Use of LinearProgramming
LinearOptimization
can accept the objective and constraints in this form
LinearOptimization[t, {2 x + y + 2 < t, -x - 2 y + 3 < t,
-3 x + y < t, 2 x - 3 y < t}, {t, x, y}]
(* {t -> 29/15, x -> -(2/5), y -> 11/15} *)
N[%]
(* {t -> 1.93333, x -> -0.4, y -> 0.733333} *)
and it can also convert them to the matrix formulation, for example
obj = LinearOptimization[t, {2 x + y + 2 < t, -x - 2 y + 3 < t,
-3 x + y < t, 2 x - 3 y < t}, {t, x, y}, "ObjectiveVector"]
(* {1, 0, 0} *)
{a, b} = Normal @ LinearOptimization[t, {2 x + y + 2 < t, -x - 2 y + 3 < t,
-3 x + y < t, 2 x - 3 y < t}, {t, x, y}, "LinearInequalityConstraints"]
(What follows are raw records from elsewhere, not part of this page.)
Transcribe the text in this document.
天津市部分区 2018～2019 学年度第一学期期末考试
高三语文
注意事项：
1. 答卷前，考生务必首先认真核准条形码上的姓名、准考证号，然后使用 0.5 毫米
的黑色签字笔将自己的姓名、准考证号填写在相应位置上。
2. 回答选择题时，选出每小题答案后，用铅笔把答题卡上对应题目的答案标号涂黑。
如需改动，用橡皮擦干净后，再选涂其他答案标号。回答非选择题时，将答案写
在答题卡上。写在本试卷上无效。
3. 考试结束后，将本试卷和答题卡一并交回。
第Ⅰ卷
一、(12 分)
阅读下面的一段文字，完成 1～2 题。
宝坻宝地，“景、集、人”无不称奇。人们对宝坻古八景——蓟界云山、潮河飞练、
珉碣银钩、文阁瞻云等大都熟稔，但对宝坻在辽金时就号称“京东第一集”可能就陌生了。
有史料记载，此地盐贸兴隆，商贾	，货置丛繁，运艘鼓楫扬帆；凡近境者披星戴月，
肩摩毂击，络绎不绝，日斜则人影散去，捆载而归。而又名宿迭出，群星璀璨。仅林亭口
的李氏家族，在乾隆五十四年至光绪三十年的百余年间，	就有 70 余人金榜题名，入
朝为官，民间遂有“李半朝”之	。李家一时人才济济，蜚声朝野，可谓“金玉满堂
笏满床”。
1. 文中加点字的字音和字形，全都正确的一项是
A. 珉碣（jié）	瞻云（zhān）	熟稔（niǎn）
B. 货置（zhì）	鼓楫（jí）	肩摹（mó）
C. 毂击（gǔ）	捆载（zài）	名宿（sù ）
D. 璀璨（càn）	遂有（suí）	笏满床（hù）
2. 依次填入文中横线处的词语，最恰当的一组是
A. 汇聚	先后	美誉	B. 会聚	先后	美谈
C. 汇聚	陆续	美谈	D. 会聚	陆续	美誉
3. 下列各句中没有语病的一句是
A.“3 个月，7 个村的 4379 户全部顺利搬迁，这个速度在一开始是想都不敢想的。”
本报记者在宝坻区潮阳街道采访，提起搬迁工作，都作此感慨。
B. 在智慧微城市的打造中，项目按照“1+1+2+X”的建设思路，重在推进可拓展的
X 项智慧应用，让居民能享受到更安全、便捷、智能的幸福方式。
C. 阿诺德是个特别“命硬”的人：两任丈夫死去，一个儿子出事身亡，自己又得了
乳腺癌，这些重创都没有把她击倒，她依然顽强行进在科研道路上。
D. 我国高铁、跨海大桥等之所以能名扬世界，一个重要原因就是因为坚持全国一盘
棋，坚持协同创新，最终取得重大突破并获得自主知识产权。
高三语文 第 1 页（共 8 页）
(* {{{1, -2, -1}, {1, 1, 2}, {1, 3, -1}, {1, -2, 3}}, {-2, -3, 0, 0}} *)
Of course it is possible to feed these into LinearOptimization
:
LinearOptimization[obj, {a, b}]
(* {29/15, -(2/5), 11/15} *)
or into LinearProgramming
:
LinearProgramming[obj, a, -b, None]
(* {29/15, -(2/5), 11/15} *)
but in general LinearOptimization
is the more modern and flexible function.
Taking your variables in the order {t, x, y}
, you can rewrite your constraints as follows, which makes it easier (at least for me) to turn them into matrix form (as shown in comments for each line):
t - 2 x - y > 2 (* {1, -2, -1} *)
t + x + 2 y > 3 (* {1, 1, 2} *)
t + 3 x - y > 0 (* {1, 3, -1} *)
t - 2 x + 3 y > 0 (* {1, -2, 3} *)
Then your target function $t$ is represented by coefficients {1, 0, 0}
in the variables {t, x, y}
, respectively.
With this, you can write:
LinearProgramming[
{1, 0, 0},
{{1, -2, -1},
{1, 1, 2},
{1, 3, -1},
{1, -2, 3}},
{2, 3, 0, 0},
None
]
(* Out: {29/15, -(2/5), 11/15} *)
The result above is exact, because exact coefficients were provided, but of course it is numerically the same as the one reported by FindMinimum
.